Find the linear fractional transformation that maps the circles |z-1/4| = 1/4 and |z|=1 onto two concentric circles centered at w=0?
I am very close to the solution I think. Since the circles cross the real axis, I want to find mappings from $z \to w$ such that $1/2 \to m$ and $0 \to -m$ and $-1 \to n$ and $1 \to -n$. Using $$ w = \frac{az+b}{cz+d}$$ we get $$ \frac{a+2b}{c+2d} = -\frac{b}{d}$$ and $$ \frac{b-a}{d-c} = - \frac{a+b}{c+d}$$ but where do we go from here? I am a little lost in the simplifying algebra here to solve for the $a,b,c,d$ in the transformation.
Starting from your ansatz, we can reduce the degrees of freedom by positing that we want to map $1 \mapsto 1$ and $-1\mapsto -1$. If your ansatz works at all (it does, but one needs to know a bit about Möbius transformations to know that a priori), we can achieve that by afterwards dividing by $n$.
That gives us the relations
\begin{gather} a+b = c+d\\ a-b = d-c\\ (a+2b)d = - (c+2d)b \end{gather}
for the desired transformation. From the first two, we obtain $a = d$ and $b = c$, so inserting that into the third, we get
$$(a+2b)a = - (b+2a)b,$$
and that becomes
$$a^2 + 4ab + b^2 = 0,$$
or
$$(a+2b)^2 = 3b^2.$$
We can normalise $b = 1$ (since $b = 0$ would lead to $a = 0$ and that doesn't yield a Möbius transformation), then $(a+2)^2 = 3$ gives us $a = -2 \pm \sqrt{3}$.

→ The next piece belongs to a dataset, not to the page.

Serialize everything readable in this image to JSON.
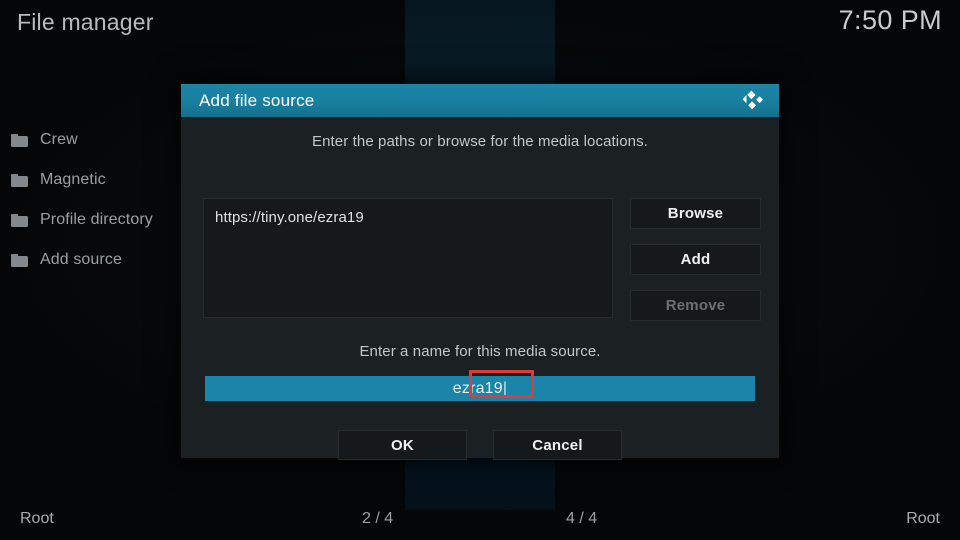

Let's pick $a = -2-\sqrt{3}$. So we look at
$$T(z) = \frac{(-2-\sqrt{3})z + 1}{z -(2+\sqrt{3})}.$$
That gives us
$$\begin{aligned} T(1) &= \frac{-1-\sqrt{3}}{-1-\sqrt{3}} = 1; & T(-1) &= \frac{3+\sqrt{3}}{-3-\sqrt{3}} = -1;\\ T(0) &= \frac{1}{-(2+\sqrt{3})} = -(2-\sqrt{3}); & T\left(\tfrac{1}{2}\right) &= \frac{-\sqrt{3}}{1-2(2+\sqrt{3})} = \frac{-\sqrt{3}}{-\sqrt{3}(2+\sqrt{3})} = 2-\sqrt{3}; \end{aligned}$$
and the four points are mapped as desired. Since $T(\mathbb{R}\cup \{\infty\} = \mathbb{R} \cup \{\infty\}$, and the original two circles intersected the real line at right angles, the two image circles also do that, hence their centres are real, and since the intersections of the image circles with the real line are symmetric with respect to $0$, the centre of both is $0$.